Schema Standard¶
The MLSchema standard defines the JSON field contract emitted by
infer_schema(): a validated, frontend-ready representation of tabular inputs derived frompandas.DataFramecolumns.
Overview¶
MLSchema is not a generic JSON Schema generator. It defines a compact field standard for data-driven interfaces: prediction forms, review tools, annotation workflows, internal dashboards, and frontend libraries such as mlform.
The standard is intentionally close to the DataFrame. Column names become labels, pandas dtypes drive field kinds, nullability determines whether a field is required, and Pydantic models validate the final contract before it is returned.

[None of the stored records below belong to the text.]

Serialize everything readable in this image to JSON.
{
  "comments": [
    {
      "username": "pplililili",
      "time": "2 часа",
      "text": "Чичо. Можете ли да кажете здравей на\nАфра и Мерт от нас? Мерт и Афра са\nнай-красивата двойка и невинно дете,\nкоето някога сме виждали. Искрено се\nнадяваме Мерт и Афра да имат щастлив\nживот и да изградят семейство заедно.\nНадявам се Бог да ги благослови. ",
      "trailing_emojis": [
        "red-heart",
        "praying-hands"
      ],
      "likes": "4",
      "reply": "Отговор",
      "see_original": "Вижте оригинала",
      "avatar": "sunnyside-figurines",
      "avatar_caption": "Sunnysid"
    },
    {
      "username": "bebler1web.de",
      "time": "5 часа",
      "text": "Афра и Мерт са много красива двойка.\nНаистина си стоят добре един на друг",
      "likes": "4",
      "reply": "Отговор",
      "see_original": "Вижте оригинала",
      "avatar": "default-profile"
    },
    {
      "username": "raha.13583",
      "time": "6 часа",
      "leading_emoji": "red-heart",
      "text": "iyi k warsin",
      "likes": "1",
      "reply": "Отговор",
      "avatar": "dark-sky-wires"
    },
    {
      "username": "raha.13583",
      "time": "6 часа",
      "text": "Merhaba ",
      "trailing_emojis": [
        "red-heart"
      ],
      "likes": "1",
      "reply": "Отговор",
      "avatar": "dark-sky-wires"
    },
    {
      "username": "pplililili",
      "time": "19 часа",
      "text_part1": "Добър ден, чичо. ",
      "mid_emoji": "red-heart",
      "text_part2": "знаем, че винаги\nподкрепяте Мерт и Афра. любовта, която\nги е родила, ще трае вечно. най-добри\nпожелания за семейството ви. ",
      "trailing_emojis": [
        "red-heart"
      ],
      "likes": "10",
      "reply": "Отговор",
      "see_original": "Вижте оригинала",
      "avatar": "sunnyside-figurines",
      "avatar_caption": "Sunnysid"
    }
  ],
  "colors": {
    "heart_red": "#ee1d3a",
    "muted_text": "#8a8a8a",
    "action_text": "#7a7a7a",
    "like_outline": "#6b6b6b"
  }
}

The canonical public workflow is:
from mlschema import infer_schema
schema = infer_schema(df)
The result is always a list of field dictionaries.
[
{
"kind": "text",
"label": "name",
"required": true
},
{
"kind": "number",
"label": "score",
"required": true,
"step": 0.1
}
]
This page documents the schema contract itself: its payload shape, reserved attributes, builtin kinds, validation rules, extension model, and compatibility expectations.
Design Principles¶
MLSchema follows a small set of constraints to keep generated schemas predictable across Python backends and frontend consumers.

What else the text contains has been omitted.